Apparently embarrassed by the importance of sex-driven stories in powering its traffic, Huffpo has recently changed its “most popular stories” feature to obscure how many page impressions each story gets.
The stories now seem to be ranked according to # of comments (see example of the new format at the bottom of the post) but earlier this summer, you could see the number of raw impressions each story was getting.

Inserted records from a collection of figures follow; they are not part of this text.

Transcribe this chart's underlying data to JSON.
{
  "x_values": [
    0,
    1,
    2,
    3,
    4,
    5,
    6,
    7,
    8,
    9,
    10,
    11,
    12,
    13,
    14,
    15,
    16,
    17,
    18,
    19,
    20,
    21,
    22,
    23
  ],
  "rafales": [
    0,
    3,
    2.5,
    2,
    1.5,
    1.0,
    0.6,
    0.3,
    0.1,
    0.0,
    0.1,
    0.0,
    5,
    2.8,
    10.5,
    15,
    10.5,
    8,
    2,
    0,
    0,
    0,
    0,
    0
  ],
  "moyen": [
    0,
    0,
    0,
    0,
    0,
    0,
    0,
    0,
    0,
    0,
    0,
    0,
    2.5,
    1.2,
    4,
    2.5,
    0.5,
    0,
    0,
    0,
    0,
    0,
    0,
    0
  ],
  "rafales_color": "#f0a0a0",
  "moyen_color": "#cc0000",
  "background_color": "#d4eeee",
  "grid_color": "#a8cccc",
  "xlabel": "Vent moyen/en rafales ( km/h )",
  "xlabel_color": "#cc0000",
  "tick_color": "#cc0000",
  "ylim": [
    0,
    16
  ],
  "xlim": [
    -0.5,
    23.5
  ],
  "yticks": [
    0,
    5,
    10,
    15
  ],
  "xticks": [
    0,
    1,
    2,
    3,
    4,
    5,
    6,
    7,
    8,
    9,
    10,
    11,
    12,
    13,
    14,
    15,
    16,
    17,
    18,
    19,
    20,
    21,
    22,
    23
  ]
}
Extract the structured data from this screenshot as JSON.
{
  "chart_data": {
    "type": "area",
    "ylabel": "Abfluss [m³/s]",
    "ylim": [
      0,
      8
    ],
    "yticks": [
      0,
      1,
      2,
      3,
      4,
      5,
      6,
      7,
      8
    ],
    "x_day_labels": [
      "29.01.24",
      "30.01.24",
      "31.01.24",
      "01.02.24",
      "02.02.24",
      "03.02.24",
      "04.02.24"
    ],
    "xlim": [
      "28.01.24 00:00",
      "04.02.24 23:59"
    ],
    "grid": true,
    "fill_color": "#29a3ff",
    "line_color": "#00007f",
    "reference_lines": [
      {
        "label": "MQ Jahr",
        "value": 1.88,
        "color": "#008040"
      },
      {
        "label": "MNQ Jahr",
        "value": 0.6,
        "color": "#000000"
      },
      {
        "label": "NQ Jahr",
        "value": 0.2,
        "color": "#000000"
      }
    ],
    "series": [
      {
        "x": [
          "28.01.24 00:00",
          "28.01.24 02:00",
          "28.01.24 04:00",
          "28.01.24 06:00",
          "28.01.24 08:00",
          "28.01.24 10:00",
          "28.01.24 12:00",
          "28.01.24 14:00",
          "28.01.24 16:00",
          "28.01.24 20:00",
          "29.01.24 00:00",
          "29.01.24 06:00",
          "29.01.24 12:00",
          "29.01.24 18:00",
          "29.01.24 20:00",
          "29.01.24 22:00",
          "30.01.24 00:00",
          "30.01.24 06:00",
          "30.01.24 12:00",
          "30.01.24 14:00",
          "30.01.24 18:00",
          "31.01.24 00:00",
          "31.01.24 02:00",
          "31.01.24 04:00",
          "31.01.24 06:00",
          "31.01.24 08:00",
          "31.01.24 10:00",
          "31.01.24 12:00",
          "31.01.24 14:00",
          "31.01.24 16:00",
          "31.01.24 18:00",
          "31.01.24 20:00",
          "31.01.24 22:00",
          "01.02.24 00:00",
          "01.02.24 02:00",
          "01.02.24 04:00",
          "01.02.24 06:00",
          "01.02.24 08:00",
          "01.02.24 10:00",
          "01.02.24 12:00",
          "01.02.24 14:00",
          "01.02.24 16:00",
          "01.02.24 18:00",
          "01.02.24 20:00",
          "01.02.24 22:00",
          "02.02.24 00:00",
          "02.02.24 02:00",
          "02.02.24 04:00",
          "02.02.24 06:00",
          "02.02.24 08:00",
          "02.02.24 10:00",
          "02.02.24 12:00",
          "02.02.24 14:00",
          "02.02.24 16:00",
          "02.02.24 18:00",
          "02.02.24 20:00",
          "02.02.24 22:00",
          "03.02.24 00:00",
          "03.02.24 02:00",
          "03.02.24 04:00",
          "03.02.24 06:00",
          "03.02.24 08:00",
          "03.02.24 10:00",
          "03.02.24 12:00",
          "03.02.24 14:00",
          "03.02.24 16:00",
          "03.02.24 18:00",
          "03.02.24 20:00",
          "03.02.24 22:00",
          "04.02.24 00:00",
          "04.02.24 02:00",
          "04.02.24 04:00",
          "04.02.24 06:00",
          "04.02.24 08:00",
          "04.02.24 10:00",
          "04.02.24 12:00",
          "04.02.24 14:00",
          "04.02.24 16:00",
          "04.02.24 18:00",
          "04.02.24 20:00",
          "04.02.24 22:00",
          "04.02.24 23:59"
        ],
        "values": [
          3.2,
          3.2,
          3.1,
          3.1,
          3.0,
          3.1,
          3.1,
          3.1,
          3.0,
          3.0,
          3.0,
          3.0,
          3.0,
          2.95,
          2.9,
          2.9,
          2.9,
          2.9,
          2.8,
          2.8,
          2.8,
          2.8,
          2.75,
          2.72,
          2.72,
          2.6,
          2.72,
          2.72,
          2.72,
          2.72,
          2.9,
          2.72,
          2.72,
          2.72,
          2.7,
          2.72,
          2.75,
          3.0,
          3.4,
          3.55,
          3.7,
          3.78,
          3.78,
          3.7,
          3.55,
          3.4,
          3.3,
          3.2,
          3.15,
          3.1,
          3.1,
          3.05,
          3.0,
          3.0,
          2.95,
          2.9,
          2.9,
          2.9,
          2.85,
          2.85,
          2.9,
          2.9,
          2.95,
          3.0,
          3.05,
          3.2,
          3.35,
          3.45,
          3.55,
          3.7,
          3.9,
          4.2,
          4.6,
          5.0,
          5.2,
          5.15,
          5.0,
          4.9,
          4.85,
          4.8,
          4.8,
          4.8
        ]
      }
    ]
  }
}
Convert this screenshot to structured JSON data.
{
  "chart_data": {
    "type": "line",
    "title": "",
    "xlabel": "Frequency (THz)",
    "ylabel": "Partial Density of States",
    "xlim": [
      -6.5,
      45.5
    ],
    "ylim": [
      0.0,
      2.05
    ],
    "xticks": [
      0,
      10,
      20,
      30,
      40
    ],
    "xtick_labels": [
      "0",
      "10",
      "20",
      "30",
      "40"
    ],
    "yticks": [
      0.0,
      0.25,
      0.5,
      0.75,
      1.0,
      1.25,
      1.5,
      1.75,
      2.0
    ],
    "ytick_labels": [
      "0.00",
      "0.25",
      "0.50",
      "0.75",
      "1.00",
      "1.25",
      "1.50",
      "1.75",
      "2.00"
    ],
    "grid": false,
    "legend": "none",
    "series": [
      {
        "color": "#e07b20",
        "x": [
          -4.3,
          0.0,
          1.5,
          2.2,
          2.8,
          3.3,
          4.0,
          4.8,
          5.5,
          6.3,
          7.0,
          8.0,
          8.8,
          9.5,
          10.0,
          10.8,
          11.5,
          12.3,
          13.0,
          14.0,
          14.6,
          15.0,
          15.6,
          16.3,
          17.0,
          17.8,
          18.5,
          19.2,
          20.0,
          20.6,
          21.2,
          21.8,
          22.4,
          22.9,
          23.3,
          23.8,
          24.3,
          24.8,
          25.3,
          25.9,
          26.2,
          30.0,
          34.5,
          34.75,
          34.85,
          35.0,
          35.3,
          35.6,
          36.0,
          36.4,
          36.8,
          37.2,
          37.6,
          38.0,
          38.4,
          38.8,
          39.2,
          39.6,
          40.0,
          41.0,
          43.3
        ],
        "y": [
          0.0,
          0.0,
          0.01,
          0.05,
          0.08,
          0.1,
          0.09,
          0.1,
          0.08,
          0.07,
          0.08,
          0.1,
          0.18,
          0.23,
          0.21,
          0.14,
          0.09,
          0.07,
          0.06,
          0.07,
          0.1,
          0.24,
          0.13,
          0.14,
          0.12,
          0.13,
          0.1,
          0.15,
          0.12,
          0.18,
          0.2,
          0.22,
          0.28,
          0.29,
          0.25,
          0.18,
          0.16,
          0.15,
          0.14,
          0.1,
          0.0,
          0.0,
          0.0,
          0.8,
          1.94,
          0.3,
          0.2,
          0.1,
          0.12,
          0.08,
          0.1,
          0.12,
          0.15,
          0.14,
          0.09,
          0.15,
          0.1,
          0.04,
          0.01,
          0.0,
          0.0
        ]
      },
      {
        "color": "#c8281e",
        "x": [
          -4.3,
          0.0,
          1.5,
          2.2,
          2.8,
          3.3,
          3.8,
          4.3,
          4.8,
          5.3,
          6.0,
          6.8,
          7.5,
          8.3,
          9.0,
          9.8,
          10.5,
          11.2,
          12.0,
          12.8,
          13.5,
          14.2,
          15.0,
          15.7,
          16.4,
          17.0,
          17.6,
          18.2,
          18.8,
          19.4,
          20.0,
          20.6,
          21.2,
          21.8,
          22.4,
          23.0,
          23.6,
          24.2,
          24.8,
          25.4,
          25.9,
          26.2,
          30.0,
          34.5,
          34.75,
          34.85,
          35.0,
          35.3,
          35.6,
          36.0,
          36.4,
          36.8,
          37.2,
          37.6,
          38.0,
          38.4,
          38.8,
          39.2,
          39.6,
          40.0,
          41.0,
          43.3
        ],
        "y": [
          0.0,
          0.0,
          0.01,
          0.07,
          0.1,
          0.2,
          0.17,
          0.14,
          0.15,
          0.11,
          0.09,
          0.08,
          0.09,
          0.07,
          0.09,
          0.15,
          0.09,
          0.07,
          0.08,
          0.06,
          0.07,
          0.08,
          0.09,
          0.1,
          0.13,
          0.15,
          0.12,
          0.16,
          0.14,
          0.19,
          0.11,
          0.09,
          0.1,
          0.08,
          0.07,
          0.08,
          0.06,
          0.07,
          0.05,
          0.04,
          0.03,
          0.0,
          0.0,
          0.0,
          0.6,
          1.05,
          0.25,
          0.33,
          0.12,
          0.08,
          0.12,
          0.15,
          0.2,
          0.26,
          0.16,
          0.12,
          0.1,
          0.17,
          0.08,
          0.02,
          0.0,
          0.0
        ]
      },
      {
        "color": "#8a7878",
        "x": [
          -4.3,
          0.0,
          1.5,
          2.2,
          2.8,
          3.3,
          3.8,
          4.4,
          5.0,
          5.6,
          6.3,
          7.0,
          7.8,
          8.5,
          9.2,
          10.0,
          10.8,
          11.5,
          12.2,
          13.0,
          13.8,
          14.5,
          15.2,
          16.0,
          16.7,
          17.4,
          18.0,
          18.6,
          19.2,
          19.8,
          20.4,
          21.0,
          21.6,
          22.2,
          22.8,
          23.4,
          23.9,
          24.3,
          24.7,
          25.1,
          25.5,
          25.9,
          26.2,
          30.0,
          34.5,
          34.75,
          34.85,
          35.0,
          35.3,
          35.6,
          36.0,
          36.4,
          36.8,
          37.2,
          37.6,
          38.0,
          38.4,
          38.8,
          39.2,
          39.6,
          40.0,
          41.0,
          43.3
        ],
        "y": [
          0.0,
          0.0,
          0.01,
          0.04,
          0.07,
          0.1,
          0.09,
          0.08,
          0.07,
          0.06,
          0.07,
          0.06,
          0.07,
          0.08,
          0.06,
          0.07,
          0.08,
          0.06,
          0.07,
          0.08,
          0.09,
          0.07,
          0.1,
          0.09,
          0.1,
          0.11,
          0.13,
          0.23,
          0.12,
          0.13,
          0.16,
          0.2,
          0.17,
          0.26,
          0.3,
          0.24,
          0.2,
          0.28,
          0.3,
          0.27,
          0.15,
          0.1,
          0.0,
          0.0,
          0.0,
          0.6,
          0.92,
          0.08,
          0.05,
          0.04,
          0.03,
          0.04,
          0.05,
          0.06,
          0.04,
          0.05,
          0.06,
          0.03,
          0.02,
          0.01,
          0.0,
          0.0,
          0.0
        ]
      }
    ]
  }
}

While serious policy-related “politics” stories, which Huffpo pretends are its bread and butter, got 50k impressions, stories like “When your Boob tape is showing” and “Women’s Iconic Swimsuit movie moments” got millions.
For the record, here are screen grabs of the most popular Huffpo stories, as ranked by page views, for three different days earlier this summer, just before Huffpo decided to hide its skin-fixation:
And here the new format, which obscures but not entirely hides, the Huffpo readers’ hormonal urges:







August 26th, 2009 at Aug 26, 09 | 12:04 am
FWIW, I don’t doubt your interpretation, but I asked Huffington Post why they switched (thinking I might write a post about it for the Nieman Journalism Lab) and got this statement: “Our Most Popular module has always been based on a combination of factors — including page views — and that process has not changed. During our latest redesign, prompted by our recent launch of HuffPost Social News, we decided to put the focus on the number of comments an entry has received as a way of highlighting our community and the increasingly social nature of news, and to encourage community engagement.”